I recently shared the latest system setup here #774 on my project thread.

As I shared/discussed in detail in my post here on the remote thread, I can do all the TV/video watching on my audio(-visual) dedicated PC which has software TV tuner capable of regular digital TV channels, all the BS (Satellite) 2K TV channels and all the 4K TV channels, through optical internet connection receiving all the TV channels through ultra-high-speed optical internet access (we call Optical TV).

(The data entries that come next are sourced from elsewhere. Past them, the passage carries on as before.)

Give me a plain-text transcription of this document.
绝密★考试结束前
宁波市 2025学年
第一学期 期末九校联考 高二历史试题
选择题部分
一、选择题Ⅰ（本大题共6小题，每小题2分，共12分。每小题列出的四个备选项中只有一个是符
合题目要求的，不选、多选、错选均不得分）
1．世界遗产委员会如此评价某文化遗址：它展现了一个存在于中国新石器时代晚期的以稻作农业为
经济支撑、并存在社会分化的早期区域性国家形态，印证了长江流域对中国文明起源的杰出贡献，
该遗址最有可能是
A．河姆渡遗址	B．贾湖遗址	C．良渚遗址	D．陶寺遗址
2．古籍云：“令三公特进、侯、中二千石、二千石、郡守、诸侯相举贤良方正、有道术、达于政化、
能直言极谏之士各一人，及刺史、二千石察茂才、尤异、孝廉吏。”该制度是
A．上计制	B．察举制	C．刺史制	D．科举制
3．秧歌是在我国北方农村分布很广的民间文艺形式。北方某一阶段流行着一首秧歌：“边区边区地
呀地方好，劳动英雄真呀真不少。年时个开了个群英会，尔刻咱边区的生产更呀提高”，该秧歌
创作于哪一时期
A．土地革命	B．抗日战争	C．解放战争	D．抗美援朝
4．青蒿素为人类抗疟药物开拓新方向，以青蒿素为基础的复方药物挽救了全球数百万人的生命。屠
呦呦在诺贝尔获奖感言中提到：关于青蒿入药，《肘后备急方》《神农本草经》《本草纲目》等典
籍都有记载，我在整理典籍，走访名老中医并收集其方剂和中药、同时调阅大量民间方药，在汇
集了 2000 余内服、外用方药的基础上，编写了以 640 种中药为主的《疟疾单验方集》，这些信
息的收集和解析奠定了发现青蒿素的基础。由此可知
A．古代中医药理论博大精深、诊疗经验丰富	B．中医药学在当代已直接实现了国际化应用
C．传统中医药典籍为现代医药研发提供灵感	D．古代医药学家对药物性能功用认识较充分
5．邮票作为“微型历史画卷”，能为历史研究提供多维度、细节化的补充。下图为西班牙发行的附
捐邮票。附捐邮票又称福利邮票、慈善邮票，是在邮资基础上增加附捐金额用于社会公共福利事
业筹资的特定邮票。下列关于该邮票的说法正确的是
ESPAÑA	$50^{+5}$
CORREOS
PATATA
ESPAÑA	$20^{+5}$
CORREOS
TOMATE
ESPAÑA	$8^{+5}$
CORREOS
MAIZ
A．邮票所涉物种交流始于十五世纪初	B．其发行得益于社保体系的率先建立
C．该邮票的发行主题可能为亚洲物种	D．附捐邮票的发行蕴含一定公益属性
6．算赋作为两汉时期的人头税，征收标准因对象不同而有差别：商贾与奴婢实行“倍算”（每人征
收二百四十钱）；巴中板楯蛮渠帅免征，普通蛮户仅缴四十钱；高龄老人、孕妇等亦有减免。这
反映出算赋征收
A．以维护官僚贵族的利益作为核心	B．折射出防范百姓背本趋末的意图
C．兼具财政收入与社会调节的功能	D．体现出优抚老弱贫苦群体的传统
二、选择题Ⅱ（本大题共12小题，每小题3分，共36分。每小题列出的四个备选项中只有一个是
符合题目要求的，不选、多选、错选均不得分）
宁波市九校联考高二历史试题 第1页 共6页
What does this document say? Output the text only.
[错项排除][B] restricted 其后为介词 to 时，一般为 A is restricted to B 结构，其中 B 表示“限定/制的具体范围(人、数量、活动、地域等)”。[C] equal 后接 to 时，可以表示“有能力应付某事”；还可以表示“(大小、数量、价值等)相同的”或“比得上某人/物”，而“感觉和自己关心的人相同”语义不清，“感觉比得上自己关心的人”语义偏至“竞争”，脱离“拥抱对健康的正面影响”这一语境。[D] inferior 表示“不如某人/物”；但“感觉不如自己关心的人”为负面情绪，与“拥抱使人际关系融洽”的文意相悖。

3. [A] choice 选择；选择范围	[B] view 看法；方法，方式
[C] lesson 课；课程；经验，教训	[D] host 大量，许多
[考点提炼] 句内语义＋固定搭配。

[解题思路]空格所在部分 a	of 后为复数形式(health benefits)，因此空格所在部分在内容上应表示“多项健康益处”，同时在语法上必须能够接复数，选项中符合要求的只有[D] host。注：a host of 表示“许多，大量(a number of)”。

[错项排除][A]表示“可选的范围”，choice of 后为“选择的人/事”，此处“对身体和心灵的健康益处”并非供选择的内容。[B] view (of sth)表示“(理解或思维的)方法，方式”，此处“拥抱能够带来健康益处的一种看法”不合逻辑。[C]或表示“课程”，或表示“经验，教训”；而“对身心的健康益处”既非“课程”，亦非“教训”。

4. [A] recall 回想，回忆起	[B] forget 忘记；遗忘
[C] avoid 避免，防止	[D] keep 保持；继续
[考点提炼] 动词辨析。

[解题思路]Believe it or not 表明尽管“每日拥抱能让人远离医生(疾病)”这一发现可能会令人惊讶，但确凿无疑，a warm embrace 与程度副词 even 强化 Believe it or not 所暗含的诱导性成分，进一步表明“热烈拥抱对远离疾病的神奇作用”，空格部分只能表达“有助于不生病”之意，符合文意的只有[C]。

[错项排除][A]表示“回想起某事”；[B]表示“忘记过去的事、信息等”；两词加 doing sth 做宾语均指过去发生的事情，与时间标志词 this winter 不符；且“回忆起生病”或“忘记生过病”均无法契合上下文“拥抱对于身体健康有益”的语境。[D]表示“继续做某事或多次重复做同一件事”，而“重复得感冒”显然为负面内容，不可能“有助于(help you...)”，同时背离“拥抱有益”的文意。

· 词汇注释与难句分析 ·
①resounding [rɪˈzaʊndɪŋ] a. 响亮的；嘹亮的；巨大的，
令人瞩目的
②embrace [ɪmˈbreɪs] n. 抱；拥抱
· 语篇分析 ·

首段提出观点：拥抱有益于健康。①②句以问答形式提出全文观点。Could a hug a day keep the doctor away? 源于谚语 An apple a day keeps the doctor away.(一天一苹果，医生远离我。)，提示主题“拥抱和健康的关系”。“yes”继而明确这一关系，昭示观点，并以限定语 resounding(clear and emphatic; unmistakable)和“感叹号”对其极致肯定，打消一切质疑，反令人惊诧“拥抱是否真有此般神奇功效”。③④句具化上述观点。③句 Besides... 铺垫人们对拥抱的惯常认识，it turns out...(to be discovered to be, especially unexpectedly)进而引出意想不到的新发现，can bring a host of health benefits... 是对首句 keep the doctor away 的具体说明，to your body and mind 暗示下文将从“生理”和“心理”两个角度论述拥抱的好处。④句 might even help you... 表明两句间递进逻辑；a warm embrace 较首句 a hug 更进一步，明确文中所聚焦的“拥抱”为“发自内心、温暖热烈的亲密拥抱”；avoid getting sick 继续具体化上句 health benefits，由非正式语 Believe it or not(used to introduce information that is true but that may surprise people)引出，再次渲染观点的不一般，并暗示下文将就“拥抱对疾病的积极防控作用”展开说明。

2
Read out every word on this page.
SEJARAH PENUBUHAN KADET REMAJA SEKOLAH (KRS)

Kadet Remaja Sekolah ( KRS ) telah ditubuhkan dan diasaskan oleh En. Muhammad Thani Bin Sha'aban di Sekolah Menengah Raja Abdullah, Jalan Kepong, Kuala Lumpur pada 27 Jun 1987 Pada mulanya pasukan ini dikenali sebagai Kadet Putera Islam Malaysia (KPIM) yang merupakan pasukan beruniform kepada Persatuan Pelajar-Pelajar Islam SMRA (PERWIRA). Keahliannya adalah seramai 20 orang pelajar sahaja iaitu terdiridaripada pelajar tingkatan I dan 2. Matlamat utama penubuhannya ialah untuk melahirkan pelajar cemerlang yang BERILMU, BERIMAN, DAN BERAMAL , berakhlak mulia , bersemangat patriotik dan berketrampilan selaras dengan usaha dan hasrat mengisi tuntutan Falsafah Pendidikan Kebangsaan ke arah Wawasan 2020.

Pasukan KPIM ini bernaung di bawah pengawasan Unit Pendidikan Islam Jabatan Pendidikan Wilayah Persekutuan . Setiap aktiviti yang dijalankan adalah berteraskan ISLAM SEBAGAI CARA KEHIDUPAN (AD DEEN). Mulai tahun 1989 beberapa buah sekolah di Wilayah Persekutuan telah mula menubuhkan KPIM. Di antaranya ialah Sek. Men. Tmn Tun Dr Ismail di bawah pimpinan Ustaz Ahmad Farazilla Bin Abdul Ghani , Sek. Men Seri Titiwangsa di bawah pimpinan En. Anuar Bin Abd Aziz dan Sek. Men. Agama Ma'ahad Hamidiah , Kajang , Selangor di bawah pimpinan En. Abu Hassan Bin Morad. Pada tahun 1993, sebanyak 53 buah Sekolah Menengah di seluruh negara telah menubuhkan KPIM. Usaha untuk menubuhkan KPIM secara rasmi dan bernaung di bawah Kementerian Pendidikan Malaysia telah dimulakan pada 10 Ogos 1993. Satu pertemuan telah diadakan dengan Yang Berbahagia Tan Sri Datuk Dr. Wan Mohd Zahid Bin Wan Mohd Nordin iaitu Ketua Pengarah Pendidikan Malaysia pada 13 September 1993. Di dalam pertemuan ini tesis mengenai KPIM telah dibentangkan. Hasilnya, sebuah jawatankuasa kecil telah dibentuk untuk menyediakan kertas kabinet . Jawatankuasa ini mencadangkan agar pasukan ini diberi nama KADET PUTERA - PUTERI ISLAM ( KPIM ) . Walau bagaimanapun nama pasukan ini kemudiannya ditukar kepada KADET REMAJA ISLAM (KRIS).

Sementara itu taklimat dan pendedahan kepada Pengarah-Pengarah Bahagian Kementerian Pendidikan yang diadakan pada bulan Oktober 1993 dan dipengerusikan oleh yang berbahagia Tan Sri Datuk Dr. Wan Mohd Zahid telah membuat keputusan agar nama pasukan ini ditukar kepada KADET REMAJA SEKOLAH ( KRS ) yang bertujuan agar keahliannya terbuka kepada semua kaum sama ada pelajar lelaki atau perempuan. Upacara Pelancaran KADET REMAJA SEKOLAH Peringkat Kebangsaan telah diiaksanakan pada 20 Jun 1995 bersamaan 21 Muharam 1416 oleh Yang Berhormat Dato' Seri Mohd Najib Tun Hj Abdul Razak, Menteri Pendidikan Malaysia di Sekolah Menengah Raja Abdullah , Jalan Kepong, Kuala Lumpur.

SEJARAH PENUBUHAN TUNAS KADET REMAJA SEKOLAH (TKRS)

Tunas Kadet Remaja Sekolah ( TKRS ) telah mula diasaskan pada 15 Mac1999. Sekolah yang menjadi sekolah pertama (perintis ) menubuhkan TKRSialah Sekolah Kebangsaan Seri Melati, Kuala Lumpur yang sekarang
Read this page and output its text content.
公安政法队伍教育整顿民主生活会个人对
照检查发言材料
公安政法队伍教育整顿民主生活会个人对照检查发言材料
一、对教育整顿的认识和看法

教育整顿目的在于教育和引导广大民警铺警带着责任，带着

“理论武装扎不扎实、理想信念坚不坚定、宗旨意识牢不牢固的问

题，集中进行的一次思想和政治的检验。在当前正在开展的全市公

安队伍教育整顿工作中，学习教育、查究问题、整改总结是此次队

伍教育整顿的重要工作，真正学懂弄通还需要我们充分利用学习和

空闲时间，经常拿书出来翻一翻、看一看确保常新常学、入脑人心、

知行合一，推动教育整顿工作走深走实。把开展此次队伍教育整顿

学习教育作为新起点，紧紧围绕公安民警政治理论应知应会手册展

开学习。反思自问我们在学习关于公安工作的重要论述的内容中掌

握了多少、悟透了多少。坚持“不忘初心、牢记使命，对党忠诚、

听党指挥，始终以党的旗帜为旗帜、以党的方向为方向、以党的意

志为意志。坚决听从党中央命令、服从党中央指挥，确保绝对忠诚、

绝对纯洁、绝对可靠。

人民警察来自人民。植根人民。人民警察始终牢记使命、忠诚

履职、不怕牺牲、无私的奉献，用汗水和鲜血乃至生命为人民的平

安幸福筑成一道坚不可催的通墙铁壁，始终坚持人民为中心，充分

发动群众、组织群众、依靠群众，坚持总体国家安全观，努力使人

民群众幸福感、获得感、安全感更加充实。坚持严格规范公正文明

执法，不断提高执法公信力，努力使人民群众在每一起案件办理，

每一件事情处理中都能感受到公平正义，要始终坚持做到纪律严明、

I connect, therefore, Panasonic 55-inch 4K OLED TV as "second PC monitor of 4K resolution" to the audio(-visual) dedicated PC with one slim HDMI cable for "TV/video viewing" while all the audio signal can be processed by my DSP-based multichannel multi-SP-driver multi-amplifier fully active audio setup; actually my audio rig is 5-way (L&R 10-channel) having L&R sub-woofers, woofers, midrange squawkers, tweeters and puer-tweeters.
WS00005868.JPG


I assume, if you have optical internet access to any of the TV channels and AV programs (like YouTube, etc.) with your PC, then I would like to suggest using your 4K (or even 8K?) TV as second PC monitor and process all the audio signals by DSP software in your PC hopefully all in ASIO routing.